Population pharmacokinetics of rifampicin and 25-deacetyl-rifampicin in healthy Asian adults.
Kok-Yong Seng, Kim-Hor Hee, Gaik-Hong Soon, Nicholas Chew, Saye H Khoo, Lawrence Soon-U Lee
Author Information
Kok-Yong Seng: Yong Loo Lin School of Medicine, National University of Singapore, Singapore Defence Medical and Environmental Research Institute, DSO National Laboratories, Singapore.
Kim-Hor Hee: Yong Loo Lin School of Medicine, National University of Singapore, Singapore.
Gaik-Hong Soon: Yong Loo Lin School of Medicine, National University of Singapore, Singapore.
Nicholas Chew: Yong Loo Lin School of Medicine, National University of Singapore, Singapore Department of Medicine, National University Health System, Singapore.
Saye H Khoo: Department of Pharmacology and Therapeutics, University of Liverpool, Liverpool, UK.
Lawrence Soon-U Lee: Yong Loo Lin School of Medicine, National University of Singapore, Singapore Department of Medicine, National University Health System, Singapore lawrence_lee@nuhs.edu.sg.
OBJECTIVES: Rifampicin is a first-line anti-TB drug. The objectives of this analysis were to evaluate the population pharmacokinetics of Rifampicin and its partly active metabolite, 25-deacetyl-Rifampicin, with and without isoniazid, and to identify covariates that may explain variability in their disposition under steady-state conditions. METHODS: Thirty-four healthy Asian subjects were randomized to receive Rifampicin (600 mg) or Rifampicin (600 mg)/isoniazid (300 mg) daily for 14 days. After a 14 day washout, subjects were switched over to Rifampicin (600 mg)/isoniazid (300 mg) or Rifampicin (600 mg) daily. Plasma concentration-time data were analysed using NONMEM to estimate population pharmacokinetic parameters and evaluate relationships between parameters and demographic factors, and metabolic enzyme, transporter and transcriptional regulator genotypes. Allometric scaling of clearance and volume of distribution terms based on body weight was applied. RESULTS: A one-compartment model in which absorption was described by a transit absorption model best described the Rifampicin data. 25-Deacetyl-Rifampicin pharmacokinetic data were best described by a two-compartment model linked to the Rifampicin model.
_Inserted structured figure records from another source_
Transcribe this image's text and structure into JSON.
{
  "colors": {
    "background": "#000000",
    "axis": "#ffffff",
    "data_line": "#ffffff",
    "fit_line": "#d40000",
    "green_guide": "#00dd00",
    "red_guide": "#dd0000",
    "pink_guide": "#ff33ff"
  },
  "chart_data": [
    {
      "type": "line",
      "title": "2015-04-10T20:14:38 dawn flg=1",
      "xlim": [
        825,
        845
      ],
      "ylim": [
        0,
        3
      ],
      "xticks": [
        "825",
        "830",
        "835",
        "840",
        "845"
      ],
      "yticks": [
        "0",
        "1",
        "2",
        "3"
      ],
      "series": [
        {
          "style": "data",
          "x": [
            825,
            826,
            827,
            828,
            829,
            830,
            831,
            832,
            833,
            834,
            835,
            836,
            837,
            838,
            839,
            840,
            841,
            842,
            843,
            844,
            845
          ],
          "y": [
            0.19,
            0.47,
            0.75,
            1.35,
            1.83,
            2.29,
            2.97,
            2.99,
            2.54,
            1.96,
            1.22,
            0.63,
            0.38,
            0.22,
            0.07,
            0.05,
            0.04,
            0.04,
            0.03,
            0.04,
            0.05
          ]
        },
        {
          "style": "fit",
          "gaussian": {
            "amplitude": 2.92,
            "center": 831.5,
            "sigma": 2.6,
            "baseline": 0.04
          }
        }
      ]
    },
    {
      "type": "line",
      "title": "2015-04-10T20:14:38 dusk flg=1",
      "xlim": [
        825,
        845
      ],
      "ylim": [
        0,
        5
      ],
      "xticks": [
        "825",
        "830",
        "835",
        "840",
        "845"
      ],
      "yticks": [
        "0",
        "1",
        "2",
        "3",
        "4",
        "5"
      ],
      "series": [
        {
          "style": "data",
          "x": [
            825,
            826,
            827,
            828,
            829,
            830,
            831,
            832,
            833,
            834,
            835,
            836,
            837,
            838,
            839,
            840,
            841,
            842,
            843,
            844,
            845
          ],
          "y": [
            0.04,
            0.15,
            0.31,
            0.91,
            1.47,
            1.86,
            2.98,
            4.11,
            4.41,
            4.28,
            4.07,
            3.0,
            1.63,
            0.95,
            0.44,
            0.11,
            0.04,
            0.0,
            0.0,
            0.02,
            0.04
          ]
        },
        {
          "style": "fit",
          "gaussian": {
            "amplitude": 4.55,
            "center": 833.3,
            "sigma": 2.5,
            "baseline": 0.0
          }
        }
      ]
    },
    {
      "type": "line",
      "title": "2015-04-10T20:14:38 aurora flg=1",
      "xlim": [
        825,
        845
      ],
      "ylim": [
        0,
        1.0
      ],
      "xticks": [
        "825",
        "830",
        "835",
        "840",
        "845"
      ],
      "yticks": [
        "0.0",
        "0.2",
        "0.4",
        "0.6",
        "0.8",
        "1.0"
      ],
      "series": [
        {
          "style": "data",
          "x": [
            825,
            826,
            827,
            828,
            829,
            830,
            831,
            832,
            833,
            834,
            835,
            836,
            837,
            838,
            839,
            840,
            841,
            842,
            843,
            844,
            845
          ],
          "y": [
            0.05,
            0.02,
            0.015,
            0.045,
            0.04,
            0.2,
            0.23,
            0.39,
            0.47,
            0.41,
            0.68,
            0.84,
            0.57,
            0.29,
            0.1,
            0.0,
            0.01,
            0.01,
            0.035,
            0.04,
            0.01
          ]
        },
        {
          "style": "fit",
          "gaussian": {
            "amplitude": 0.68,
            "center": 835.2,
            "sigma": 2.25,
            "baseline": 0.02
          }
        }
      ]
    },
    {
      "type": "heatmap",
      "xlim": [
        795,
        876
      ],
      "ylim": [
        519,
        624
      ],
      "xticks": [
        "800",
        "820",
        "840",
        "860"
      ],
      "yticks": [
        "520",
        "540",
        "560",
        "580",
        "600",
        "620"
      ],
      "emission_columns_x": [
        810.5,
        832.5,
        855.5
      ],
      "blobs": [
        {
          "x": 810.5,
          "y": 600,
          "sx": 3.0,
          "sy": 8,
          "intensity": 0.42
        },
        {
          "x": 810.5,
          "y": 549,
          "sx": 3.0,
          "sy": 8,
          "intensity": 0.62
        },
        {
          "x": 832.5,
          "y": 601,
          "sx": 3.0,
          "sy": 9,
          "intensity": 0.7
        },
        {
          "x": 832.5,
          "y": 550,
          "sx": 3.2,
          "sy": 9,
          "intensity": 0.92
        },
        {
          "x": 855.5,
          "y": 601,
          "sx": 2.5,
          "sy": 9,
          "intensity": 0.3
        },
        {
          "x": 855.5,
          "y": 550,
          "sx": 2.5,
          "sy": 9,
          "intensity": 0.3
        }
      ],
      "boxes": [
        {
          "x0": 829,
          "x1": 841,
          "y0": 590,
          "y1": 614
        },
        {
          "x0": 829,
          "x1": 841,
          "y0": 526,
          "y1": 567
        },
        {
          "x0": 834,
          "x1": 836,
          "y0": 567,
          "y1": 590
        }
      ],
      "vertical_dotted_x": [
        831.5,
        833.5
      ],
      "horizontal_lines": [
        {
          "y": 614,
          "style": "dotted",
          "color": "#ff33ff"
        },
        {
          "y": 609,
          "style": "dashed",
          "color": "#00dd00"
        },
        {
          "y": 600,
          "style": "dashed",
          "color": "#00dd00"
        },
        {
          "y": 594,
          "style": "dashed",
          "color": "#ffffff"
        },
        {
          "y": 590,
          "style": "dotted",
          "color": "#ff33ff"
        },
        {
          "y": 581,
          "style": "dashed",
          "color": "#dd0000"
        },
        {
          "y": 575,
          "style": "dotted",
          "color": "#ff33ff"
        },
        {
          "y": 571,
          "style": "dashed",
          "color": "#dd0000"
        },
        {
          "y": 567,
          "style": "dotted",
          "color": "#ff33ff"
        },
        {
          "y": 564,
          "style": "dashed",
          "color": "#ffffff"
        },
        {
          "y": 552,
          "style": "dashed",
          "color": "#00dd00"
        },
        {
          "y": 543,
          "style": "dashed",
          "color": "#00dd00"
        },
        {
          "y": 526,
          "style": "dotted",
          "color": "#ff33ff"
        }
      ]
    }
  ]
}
None of the investigated covariates significantly influenced the disposition of Rifampicin and 25-deacetyl-Rifampicin. The apparent clearance of Rifampicin and 25-deacetyl-Rifampicin was estimated at 10.3 [relative standard error (RSE) 5.6%] and 95.8 (RSE 10%) L/h, respectively, for 70 kg adults. CONCLUSIONS: The pharmacokinetics of Rifampicin and its main metabolite were characterized. Prospective studies with a larger number of participants, including patients, are needed to validate the results of this study.